Un projet de reconversion préparé avant le départ peut aussi relever du projet de transition professionnelle, sous conditions. Cette voie demande une préparation distincte et le respect de délais précis. Vérifiez les règles de préavis, de congés et de documents de fin de contrat dans notre guide sur la démission sous convention Syntec.
Convention collective Syntec et démission : quel impact sur la formation ?
La convention collective Syntec encadre notamment le préavis selon le statut ETAM (employés, techniciens et agents de maîtrise) ou cadre, ainsi que certaines conditions de départ. Elle ne rétablit pas les heures de DIF perdues faute de transfert avant le 30 juin 2021. Le CPF relève du cadre légal national.

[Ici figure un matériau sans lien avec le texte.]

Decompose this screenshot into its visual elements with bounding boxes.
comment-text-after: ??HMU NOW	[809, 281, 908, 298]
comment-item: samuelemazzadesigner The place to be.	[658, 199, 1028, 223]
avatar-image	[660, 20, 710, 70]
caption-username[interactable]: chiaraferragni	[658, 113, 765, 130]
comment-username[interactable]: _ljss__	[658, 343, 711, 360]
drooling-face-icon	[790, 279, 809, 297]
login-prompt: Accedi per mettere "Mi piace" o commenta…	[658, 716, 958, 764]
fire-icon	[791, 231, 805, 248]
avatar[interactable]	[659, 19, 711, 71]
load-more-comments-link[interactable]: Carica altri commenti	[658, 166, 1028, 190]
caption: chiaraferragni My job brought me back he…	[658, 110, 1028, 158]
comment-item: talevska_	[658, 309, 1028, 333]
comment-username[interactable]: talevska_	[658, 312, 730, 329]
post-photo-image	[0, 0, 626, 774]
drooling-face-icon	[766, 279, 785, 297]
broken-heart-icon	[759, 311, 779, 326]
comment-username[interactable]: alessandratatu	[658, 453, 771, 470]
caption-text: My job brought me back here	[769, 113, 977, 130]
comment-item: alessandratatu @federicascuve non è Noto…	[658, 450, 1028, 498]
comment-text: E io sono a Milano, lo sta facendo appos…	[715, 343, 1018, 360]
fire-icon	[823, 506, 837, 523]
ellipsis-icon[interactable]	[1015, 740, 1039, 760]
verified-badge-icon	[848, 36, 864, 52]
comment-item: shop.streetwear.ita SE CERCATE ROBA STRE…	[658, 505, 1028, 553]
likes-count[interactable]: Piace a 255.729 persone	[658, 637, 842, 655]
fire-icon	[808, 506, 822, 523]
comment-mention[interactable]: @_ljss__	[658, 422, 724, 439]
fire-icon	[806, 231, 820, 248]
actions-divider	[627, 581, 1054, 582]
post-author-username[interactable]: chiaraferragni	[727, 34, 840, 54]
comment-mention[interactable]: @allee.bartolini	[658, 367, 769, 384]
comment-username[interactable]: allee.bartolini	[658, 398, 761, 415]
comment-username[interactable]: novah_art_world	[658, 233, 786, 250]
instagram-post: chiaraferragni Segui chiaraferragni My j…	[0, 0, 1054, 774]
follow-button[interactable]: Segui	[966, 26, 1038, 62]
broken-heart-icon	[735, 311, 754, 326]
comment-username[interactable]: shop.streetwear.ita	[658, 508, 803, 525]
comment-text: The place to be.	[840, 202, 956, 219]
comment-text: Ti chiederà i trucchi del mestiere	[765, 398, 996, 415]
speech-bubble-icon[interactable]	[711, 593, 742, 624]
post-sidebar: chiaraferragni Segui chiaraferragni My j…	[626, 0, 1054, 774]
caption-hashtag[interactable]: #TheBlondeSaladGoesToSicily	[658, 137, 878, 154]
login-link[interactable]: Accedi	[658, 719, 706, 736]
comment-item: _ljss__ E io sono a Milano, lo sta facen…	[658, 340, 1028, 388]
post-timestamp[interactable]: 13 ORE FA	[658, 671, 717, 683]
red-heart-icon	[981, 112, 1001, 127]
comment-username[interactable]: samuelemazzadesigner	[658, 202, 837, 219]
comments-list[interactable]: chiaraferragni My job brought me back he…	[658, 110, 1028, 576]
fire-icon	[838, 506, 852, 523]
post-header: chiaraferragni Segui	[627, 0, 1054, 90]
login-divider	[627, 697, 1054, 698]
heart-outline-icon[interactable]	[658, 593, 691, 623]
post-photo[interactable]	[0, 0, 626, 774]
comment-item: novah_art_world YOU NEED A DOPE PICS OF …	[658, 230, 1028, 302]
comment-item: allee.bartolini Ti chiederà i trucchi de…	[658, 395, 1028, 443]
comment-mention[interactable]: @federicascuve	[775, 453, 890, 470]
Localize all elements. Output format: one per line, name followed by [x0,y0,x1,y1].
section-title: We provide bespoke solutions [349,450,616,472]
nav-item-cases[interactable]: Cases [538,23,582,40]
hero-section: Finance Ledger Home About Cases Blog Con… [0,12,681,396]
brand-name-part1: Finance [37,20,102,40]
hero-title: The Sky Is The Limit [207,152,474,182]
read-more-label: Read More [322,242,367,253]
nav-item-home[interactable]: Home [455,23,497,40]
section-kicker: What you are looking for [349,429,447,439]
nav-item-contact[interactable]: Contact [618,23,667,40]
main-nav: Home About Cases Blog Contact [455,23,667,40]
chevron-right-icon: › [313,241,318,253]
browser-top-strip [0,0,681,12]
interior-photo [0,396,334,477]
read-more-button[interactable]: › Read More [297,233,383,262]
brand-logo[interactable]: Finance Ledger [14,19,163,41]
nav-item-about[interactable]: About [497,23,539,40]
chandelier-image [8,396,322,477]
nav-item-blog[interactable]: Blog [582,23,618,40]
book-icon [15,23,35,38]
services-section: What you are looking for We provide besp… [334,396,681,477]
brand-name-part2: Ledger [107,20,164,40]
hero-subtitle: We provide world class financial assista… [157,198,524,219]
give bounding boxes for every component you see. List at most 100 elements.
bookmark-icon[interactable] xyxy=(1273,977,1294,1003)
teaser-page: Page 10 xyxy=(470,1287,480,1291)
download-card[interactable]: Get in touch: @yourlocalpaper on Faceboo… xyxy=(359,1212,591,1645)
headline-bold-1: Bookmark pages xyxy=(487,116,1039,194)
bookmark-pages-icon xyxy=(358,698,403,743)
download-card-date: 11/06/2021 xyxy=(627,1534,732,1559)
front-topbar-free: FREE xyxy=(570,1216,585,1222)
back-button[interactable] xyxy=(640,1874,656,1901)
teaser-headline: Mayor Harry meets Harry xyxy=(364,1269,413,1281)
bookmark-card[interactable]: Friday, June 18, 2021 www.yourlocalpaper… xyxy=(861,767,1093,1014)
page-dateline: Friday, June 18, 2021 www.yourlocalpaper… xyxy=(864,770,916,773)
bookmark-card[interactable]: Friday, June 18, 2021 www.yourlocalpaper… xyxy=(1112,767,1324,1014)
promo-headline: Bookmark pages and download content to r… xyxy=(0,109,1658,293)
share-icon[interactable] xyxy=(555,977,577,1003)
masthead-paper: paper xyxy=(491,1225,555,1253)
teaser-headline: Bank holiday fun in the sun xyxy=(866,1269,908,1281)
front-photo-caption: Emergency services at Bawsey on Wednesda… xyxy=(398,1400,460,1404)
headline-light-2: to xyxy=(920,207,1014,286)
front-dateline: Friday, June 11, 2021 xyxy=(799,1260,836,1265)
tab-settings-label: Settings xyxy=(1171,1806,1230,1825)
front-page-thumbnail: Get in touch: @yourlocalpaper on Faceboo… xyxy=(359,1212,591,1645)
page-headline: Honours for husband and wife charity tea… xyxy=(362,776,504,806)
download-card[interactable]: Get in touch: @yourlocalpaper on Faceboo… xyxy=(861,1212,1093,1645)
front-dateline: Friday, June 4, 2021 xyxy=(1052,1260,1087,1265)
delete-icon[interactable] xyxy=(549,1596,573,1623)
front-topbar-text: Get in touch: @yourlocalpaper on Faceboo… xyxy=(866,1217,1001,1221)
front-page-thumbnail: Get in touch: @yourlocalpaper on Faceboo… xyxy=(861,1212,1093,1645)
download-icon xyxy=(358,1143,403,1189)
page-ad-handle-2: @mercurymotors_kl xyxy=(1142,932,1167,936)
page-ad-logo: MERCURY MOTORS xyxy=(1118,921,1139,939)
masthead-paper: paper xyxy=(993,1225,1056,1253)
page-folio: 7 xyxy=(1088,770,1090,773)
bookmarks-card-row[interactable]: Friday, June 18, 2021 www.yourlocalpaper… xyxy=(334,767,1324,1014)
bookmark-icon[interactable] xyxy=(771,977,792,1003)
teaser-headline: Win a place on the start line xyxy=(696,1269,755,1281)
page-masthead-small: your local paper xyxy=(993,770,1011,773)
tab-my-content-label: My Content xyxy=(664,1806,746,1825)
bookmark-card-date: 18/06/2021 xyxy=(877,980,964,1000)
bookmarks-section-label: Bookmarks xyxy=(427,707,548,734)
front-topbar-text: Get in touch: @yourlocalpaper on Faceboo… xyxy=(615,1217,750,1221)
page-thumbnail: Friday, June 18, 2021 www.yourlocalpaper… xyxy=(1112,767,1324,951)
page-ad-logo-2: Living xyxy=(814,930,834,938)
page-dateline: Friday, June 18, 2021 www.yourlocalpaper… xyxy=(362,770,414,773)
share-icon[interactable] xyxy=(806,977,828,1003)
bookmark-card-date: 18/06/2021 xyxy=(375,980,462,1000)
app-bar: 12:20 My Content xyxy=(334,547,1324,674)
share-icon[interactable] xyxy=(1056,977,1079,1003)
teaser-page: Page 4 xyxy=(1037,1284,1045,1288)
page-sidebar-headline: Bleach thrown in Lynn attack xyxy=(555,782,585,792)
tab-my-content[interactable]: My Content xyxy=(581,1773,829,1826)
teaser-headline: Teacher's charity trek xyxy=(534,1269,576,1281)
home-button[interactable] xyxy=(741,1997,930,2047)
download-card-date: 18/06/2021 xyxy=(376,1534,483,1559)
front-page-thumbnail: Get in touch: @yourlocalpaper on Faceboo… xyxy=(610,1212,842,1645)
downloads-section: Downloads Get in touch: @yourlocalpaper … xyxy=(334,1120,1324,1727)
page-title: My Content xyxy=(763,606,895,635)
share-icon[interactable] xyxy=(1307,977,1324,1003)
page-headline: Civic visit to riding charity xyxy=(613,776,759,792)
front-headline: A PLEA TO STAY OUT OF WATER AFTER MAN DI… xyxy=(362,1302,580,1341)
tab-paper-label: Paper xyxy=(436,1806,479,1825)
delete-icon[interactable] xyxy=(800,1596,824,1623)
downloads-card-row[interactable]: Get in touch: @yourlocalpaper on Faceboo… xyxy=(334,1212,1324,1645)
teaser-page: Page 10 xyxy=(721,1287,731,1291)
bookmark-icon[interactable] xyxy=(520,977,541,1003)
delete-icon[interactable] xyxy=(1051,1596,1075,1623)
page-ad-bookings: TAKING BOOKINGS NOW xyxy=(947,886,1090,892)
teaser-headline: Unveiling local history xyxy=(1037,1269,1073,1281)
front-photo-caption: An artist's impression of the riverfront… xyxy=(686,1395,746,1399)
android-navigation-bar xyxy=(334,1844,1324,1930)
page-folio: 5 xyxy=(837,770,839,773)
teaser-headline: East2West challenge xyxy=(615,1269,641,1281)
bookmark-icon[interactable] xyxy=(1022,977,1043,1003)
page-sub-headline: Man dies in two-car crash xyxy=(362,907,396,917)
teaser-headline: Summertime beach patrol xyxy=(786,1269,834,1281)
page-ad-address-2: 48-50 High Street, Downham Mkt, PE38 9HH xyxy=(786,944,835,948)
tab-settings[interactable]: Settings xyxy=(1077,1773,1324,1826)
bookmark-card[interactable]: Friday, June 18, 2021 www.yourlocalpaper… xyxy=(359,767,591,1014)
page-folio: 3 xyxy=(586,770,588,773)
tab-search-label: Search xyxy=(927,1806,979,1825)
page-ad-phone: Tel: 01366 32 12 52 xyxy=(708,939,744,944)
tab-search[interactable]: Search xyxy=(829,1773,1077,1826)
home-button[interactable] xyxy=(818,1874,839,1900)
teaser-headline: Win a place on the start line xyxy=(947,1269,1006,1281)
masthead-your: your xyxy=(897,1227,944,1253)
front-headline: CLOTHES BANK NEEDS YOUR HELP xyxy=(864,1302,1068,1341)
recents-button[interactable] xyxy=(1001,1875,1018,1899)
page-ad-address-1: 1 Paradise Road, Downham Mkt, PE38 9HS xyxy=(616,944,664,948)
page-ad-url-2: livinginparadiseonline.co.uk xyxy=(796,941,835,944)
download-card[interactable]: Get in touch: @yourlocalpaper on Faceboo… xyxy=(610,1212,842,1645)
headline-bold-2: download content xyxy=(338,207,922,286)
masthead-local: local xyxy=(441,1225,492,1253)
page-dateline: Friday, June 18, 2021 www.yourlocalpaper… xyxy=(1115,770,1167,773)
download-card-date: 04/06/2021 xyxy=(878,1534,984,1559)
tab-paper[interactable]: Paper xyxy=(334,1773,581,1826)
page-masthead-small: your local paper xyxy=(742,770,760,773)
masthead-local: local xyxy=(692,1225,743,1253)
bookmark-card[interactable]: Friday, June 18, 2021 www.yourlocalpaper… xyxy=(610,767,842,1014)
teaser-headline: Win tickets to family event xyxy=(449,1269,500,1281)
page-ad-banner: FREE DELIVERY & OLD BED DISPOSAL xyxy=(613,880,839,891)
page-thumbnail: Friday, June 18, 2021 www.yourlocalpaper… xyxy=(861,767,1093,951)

Un accord d’entreprise peut prévoir des moyens de formation ou un abondement CPF plus favorables. Consultez votre contrat, les accords accessibles dans l’entreprise et les informations RH avant de remettre votre lettre. Pour relire votre position dans la grille applicable, consultez aussi les droits liés au statut ETAM Syntec.
Les vérifications à faire avant votre départ
- Connectez-vous à votre espace Mon Compte Formation et relevez le montant disponible.
- Contrôlez vos bulletins de salaire et vos anciennes attestations DIF, même si leur transfert n’est désormais plus possible.
- Identifiez une formation éligible, son coût, ses dates et les éventuels frais restant à votre charge.
- Relisez votre préavis et les accords internes applicables à votre entreprise.
- Si la formation doit se dérouler pendant le contrat, demandez par écrit les autorisations utiles à l’employeur.
Une démission pour suivre une formation exige aussi d’anticiper vos revenus entre deux emplois. L’utilisation du CPF reste possible après le départ, mais elle ne garantit ni rémunération pendant la formation ni ouverture automatique de droits à l’assurance chômage. Le financement et l’indemnisation répondent à des règles séparées.
DIF après une démission : ce qu’il faut retenir
Les règles historiques du DIF après une démission n’ont plus d’effet pratique pour une formation lancée en 2025. Seuls les droits déclarés à temps ont rejoint le CPF ; les autres sont définitivement expirés. Votre solde CPF reste acquis après la rupture du contrat et peut financer une action éligible.
Avant de partir, vérifiez votre montant CPF, votre préavis et les accords collectifs ou d’entreprise applicables. Cette démarche évite de confondre ancien DIF, droits CPF et dispositifs de reconversion. Gardez une copie de vos documents de fin de contrat : ils restent utiles pour retracer votre parcours professionnel.